[c-nsp] unusual arp behavior
Alexey Toptygin
alexeyt at freeshell.org
Thu Feb 10 13:02:07 EST 2005
On Thu, 10 Feb 2005 sthaug at nethelp.no wrote:
>> I have noticed that some (all?) cisco routers don't respond to ARP
>> requests if the requestor IP address is not in the subnet of that router.
>
> That is the expected behavior.
No, not according to RFC826. If you read closely, the ARP responder is not
supposed to make any checks on the requestor IP address before replying.
>> RFC826 doesn't specify this behavior, and I haven't seen any other devices
>> do this.
>
> There are plenty of other devices that do the same, fortunately.

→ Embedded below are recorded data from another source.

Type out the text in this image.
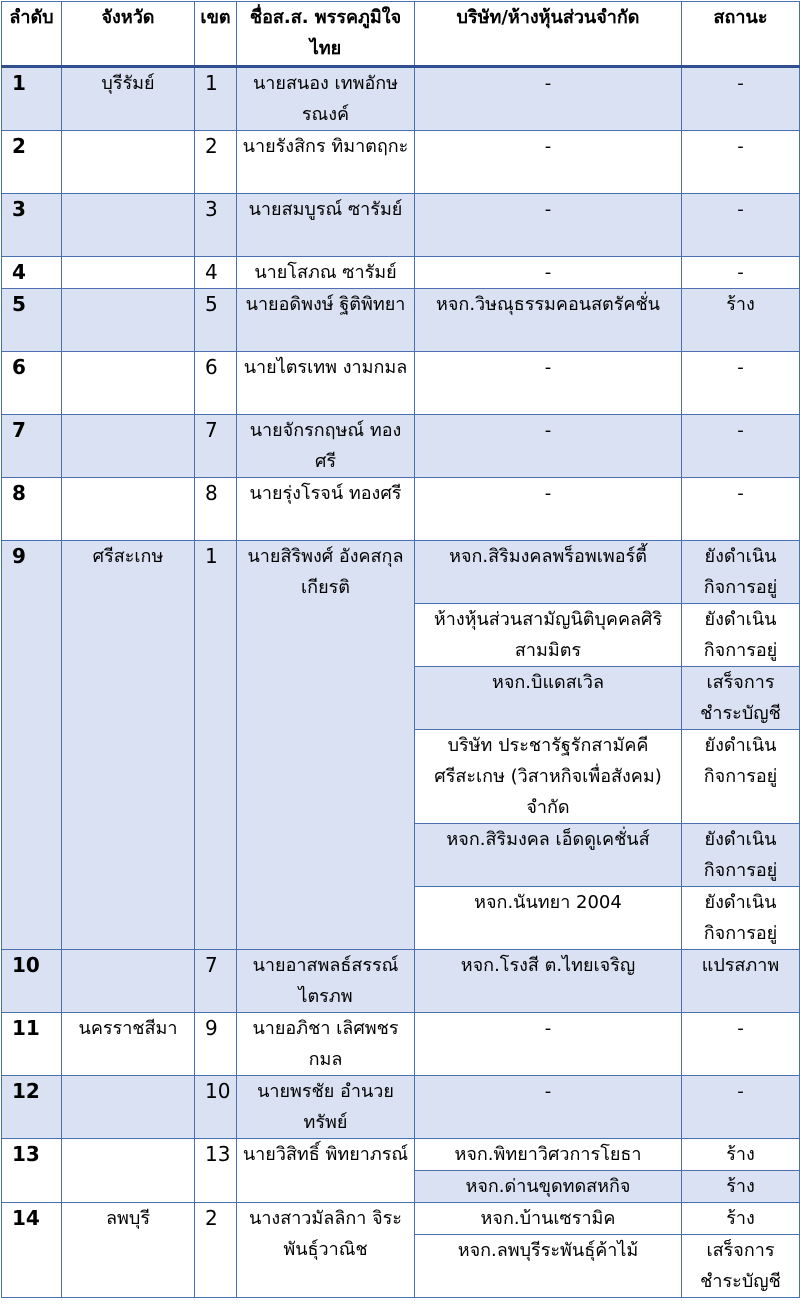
ลำดับ	จังหวัด	เขต	ชื่อส.ส. พรรคภูมิใจไทย	บริษัท/ห้างหุ้นส่วนจำกัด	สถานะ
1	บุรีรัมย์	1	นายสนอง เทพอักษรณงค์	-	-
2		2	นายรังสิกร ทิมาตฤกะ	-	-
3		3	นายสมบูรณ์ ซารัมย์	-	-
4		4	นายโสภณ ซารัมย์	-	-
5		5	นายอดิพงษ์ ฐิติพิทยา	หจก.วิษณุธรรมคอนสตรัคชั่น	ร้าง
6		6	นายไตรเทพ งามกมล	-	-
7		7	นายจักรกฤษณ์ ทองศรี	-	-
8		8	นายรุ่งโรจน์ ทองศรี	-	-
9	ศรีสะเกษ	1	นายสิริพงศ์ อังคสกุลเกียรติ	หจก.สิริมงคลพร็อพเพอร์ตี้	ยังดำเนินกิจการอยู่
				ห้างหุ้นส่วนสามัญนิติบุคคลศิริสามมิตร	ยังดำเนินกิจการอยู่
				หจก.บิแดสเวิล	เสร็จการชำระบัญชี
				บริษัท ประชารัฐรักสามัคคีศรีสะเกษ (วิสาหกิจเพื่อสังคม) จำกัด	ยังดำเนินกิจการอยู่
				หจก.สิริมงคล เอ็ดดูเคชั่นส์	ยังดำเนินกิจการอยู่
				หจก.นันทยา 2004	ยังดำเนินกิจการอยู่
10		7	นายอาสพลธ์สรรณ์ไตรภพ	หจก.โรงสี ต.ไทยเจริญ	แปรสภาพ
11	นครราชสีมา	9	นายอภิชา เลิศพชรกมล	-	-
12		10	นายพรชัย อำนวยทรัพย์	-	-
13		13	นายวิสิทธิ์ พิทยาภรณ์	หจก.พิทยาวิศวการโยธา	ร้าง
				หจก.ด่านขุดทดสหกิจ	ร้าง
14	ลพบุรี	2	นางสาวมัลลิกา จิระพันธุ์วาณิช	หจก.บ้านเซรามิค	ร้าง
				หจก.ลพบุรีระพันธุ์ค้าไม้	เสร็จการชำระบัญชี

Like what? Linux and *BSD don't. Microsoft doesn't and documents it
(duplicate address detection support) in MSDN. Solaris doesn't.
>> It also breaks duplicate address detection on DHCP clients, which
>> uses 0.0.0.0 as the requestor IP address.
>
> Um, a DCHP client is supposed to ask for an IP address, and *then* it can
> start using ARP. In the DHCP request it is common to see 0.0.0.0 as the
> requestor address. Not in the ARP reqest, that would be very strange.
Yes, a DHCP client is supposed to ask for an address first, but when it
gets one it can try to arp for it with requestor IP 0.0.0.0 and refuse to
use it if someone answers. This is called duplicate address detection, and
is implemented by many DHCP clients.